64bit モードで、32bit レジスタに値を格納した場合、レジスタの上位 32bit は 0 になります (ゼロ拡張)。

レジスタの値を 0 にしたい場合は、XOR で同じレジスタを指定した方が効率的です。
MOVBE reg16, mem16 | 0F 38 F0 /r
MOVBE reg32, mem32 | 0F 38 F0 /r
MOVBE reg64, mem64 | 0F 38 F0 /r
MOVBE mem16, reg16 | 0F 38 F1 /r
MOVBE mem32, reg32 | 0F 38 F1 /r
MOVBE mem64, reg64 | 0F 38 F1 /r
バイトオーダーを逆順にしながら、16/32/64bit の値をコピーします。

CPUID(MOVBE): 0000_0001h > ECX(bit22)
MOVD xmm, reg/mem32 | 66 0F 6E /r
MOVD mmx, reg/mem32 | 0F 6E /r
MOVD reg/mem32, xmm | 66 0F 7E /r
MOVD reg/mem32, mmx | 0F 7E /r

MOVQ mmx, reg/mem64 | 0F 6E /r
MOVQ xmm, reg/mem64 | 66 0F 6E /r
MOVQ reg/mem64, mmx | 0F 7E /r
MOVQ reg/mem64, xmm | 66 0F 7E /r
MMX or XMM レジスタと、汎用レジスタ/メモリ間で、値をコピーします。
宛先が MMX/XMM レジスタの場合、レジスタ全体にゼロ拡張されます。

CPUID: MMX, SSE2 (x64 には含まれている)
MOVNTI mem32, reg32 | 0F C3 /r
MOVNTI mem64, reg64 | 0F C3 /r
32/64bit の汎用レジスタの値を、メモリに格納します。
データがすぐに再使用される可能性が低いことを、プロセッサに示します。

CPUID: SSE2
LEA reg16, mem | 8D /r
LEA reg32, mem | 8D /r
LEA reg64, mem | 8D /r
指定されたメモリ位置のアドレスを計算して、そのアドレス値をレジスタに格納します。

MOV 命令とは違い、LEA 命令は、ソースオペランドでメモリ位置を指定し、そのアドレス値をコピーします。

LEA 命令では、「base + offset + index * scale」形式によるアドレス指定ができるため、その計算を行った上で、アドレスの絶対位置を取得したい時に使います。
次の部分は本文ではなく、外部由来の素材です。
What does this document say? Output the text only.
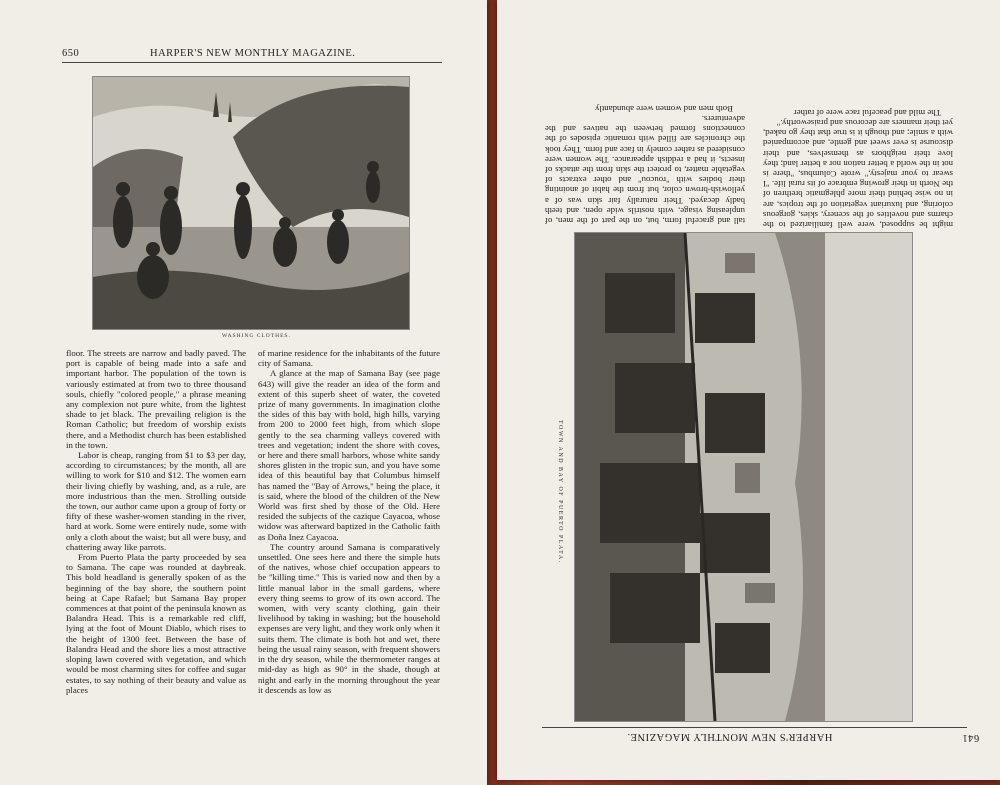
650	HARPER'S NEW MONTHLY MAGAZINE.
WASHING CLOTHES.

floor. The streets are narrow and badly paved. The port is capable of being made into a safe and important harbor. The population of the town is variously estimated at from two to three thousand souls, chiefly "colored people," a phrase meaning any complexion not pure white, from the lightest shade to jet black. The prevailing religion is the Roman Catholic; but freedom of worship exists there, and a Methodist church has been established in the town.

Labor is cheap, ranging from $1 to $3 per day, according to circumstances; by the month, all are willing to work for $10 and $12. The women earn their living chiefly by washing, and, as a rule, are more industrious than the men. Strolling outside the town, our author came upon a group of forty or fifty of these washer-women standing in the river, hard at work. Some were entirely nude, some with only a cloth about the waist; but all were busy, and chattering away like parrots.

From Puerto Plata the party proceeded by sea to Samana. The cape was rounded at daybreak. This bold headland is generally spoken of as the beginning of the bay shore, the southern point being at Cape Rafael; but Samana Bay proper commences at that point of the peninsula known as Balandra Head. This is a remarkable red cliff, lying at the foot of Mount Diablo, which rises to the height of 1300 feet. Between the base of Balandra Head and the shore lies a most attractive sloping lawn covered with vegetation, and which would be most charming sites for coffee and sugar estates, to say nothing of their beauty and value as places

of marine residence for the inhabitants of the future city of Samana.

A glance at the map of Samana Bay (see page 643) will give the reader an idea of the form and extent of this superb sheet of water, the coveted prize of many governments. In imagination clothe the sides of this bay with bold, high hills, varying from 200 to 2000 feet high, from which slope gently to the sea charming valleys covered with trees and vegetation; indent the shore with coves, or here and there small harbors, whose white sandy shores glisten in the tropic sun, and you have some idea of this beautiful bay that Columbus himself has named the "Bay of Arrows," being the place, it is said, where the blood of the children of the New World was first shed by those of the Old. Here resided the subjects of the cazique Cayacoa, whose widow was afterward baptized in the Catholic faith as Doña Inez Cayacoa.

The country around Samana is comparatively unsettled. One sees here and there the simple huts of the natives, whose chief occupation appears to be "killing time." This is varied now and then by a little manual labor in the small gardens, where every thing seems to grow of its own accord. The women, with very scanty clothing, gain their livelihood by taking in washing; but the household expenses are very light, and they work only when it suits them. The climate is both hot and wet, there being the usual rainy season, with frequent showers in the dry season, while the thermometer ranges at mid-day as high as 90° in the shade, though at night and early in the morning throughout the year it descends as low as

HARPER'S NEW MONTHLY MAGAZINE.	641
TOWN AND BAY OF PUERTO PLATA.

might be supposed, were well familiarized to the charms and novelties of the scenery, skies, gorgeous coloring, and luxuriant vegetation of the tropics, are in no wise behind their more phlegmatic brethren of the North in their growing embrace of its rural life. "I swear to your majesty," wrote Columbus, "there is not in the world a better nation nor a better land; they love their neighbors as themselves, and their discourse is ever sweet and gentle, and accompanied with a smile; and though it is true that they go naked, yet their manners are decorous and praiseworthy."

The mild and peaceful race were of rather

tall and graceful form, but, on the part of the men, of unpleasing visage, with nostrils wide open, and teeth badly decayed. Their naturally fair skin was of a yellowish-brown color, but from the habit of anointing their bodies with "roucou" and other extracts of vegetable matter, to protect the skin from the attacks of insects, it had a reddish appearance. The women were considered as rather comely in face and form. They took the chronicles are filled with romantic episodes of the connections formed between the natives and the adventurers.

Both men and women were abundantly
ソースのアドレスサイズと、宛先のレジスタサイズが異なる場合、宛先のサイズに値を切り捨てるか、ゼロ拡張されます。

; 以下は同じ
; (EBX のアドレス位置を EAX にコピーする)
lea eax, [ebx]
mov eax, ebx

; EBX+EDI の結果のアドレスを EAX にコピーする
; これは単一の MOV 命令では実現できない
lea eax, [ebx+edi]
XLAT mem8 | D7
XLATB     | D7
seg:[rBX] の位置のバイト配列から、AL レジスタの符号なし整数をインデックス位置として使用して、バイト値を読み込み、AL レジスタに値をコピーします。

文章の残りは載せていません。